7. Walking breaks are still considered running.
The truth is that taking small walking breaks during a run helps your joints take a break and recharge. Not only that, but you can build up your endurance by doing small runs or sprints and then doing a walking break. For those who run on a more advanced level, taking long walks is a perfect idea for their recovery days.
For those who aren’t very familiar with the whole concept of running, they can start by walking and slowly increase their speed. Sooner or later, running will come naturally to them.
8. Your weight has nothing to do with running.
While lighter people can oftentimes be faster, this doesn’t mean that heavier people can’t run efficiently. Weight on its own shouldn’t be the x-factor, since even individuals who are very slim can be slow due to a lack of muscle mass. That’s why heavier people, with a good percentage of muscle mass, can be faster than slimmer people. Also, the percentage of body fat plays a massive role in your overall performance, and just because your weight is higher, it doesn’t mean that it’s all fat.
9. It’s not that hard to buy running shoes.
Let’s start with the fact that there aren’t any “best” shoes on the market, since it’s all about how each person feels when wearing a pair. Shoes that are great for one person can be uncomfortable and even bad for someone else. Then, we move on to the different brands that are out there, and what we see is that some people stick to a certain brand and never change.

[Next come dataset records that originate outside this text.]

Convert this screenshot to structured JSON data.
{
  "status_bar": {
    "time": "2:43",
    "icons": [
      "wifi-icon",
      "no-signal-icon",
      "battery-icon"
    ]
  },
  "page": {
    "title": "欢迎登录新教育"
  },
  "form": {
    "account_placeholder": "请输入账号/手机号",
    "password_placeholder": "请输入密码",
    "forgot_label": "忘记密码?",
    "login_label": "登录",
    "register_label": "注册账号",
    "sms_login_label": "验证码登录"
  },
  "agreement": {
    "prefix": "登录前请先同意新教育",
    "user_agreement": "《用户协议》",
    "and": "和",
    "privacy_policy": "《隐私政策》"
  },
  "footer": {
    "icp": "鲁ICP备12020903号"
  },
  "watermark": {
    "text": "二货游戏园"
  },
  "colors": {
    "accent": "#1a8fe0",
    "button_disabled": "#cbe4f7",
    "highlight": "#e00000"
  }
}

While this is okay, you might want to experiment with other brands and see how your feet feel about them.
The bottom line is that you shouldn’t listen to what anyone says, but instead try out different models and see how you feel about them. Avoid buying something just because the brand is amazing and everyone chooses its shoes.
10. Runners do need to strength train.
If you want to improve your performance and your stamina, then you should definitely start strength training your legs and your upper body. By doing so, you’re helping yourself to prevent injuries and improve the power output of your muscles. Also, you are addressing any muscle imbalances that could lead to injuries and make it hard for you to run.
The equipment that might be useful in this type of training includes the Olympic barbell, power rack, dumbbells, kettlebells, and sandbags. As for your upper body, having enough strength will help you keep a good running posture as you are starting to get tired.
Are you a runner and, if you are, what exercises do you do in order to strengthen your body and improve your performance?